Never hit the side of the laminate flooring with a hammer (even a rubber hammer) because it might damage either the tongue or groove. There is a block available for that purpose. Put it down against the side of the laminate and give it a tap. This way, you do not have to worry about damaging the block. Just keep tapping it until it fits together.
There is a product called under floor membrane. It goes under the laminate flooring and it takes out any of the unevenness of the floor and it absorbs sound.
Laminate flooring is mostly wood. Leave a space all the way around the room. This allows it to expand and contract. Baseboard and quarter round come with the kit that will cover up that space. Spacers come with the flooring. Use them by themselves or in conjunction with one another because there are ridges to hold them together.
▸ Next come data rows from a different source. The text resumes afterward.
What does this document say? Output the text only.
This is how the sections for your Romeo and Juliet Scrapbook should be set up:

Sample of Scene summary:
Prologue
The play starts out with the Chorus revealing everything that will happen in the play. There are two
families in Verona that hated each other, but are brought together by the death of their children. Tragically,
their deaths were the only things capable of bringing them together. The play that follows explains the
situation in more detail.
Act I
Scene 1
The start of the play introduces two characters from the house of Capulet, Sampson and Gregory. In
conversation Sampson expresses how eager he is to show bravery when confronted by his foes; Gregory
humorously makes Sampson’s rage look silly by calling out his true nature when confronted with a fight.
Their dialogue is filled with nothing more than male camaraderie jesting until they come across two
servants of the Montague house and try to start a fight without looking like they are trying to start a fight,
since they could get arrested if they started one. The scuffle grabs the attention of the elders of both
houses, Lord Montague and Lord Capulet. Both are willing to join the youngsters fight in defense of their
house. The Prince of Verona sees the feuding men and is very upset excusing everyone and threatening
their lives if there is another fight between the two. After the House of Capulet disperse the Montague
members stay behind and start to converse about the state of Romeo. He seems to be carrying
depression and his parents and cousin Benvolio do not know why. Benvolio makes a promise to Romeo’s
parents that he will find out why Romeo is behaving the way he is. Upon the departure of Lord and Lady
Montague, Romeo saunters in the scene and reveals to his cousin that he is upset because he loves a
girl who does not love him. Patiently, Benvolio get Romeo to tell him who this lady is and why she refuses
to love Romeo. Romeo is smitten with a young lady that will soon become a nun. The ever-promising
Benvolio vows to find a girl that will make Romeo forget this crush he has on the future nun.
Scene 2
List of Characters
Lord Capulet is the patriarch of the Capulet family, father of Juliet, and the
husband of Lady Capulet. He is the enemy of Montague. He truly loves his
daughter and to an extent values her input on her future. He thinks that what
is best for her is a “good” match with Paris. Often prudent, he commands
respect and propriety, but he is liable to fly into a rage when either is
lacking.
Make sure there's plenty of material for this project. Measure the room and draw a floor plan layout to help determine how much quarter round, baseboard and transition material is needed. Compensate for mistakes in advance and purchase extra flooring in case of mistakes. Also, make sure the supplier has excess to plenty in case of even more mistakes. Those measurements will also apply to the underlayment. There are different types of underlayment for different floors (cement, wood and vinyl) -- so purchase the right type for the floor.
Get rid of the old flooring. Remove the baseboard and quarter round. Be careful when removing it so you won't have to do a lot of wall repairs later.
Pry up the carpet from the tack strips. Be careful working around the strips because they are very sharp. Gently remove the strips because you do not want to damage the sub-floor too much. Serious damage means replacing parts of it or filling deep gouges with floor leveling compound.
Inspect the wooden floor. It has to be stable. Nail down any loose parts and screw any loose boards to the floor joists to prevent the floor squeaking.
Thoroughly vacuum and sweep the floor.
Do not use any water on the sub-floor.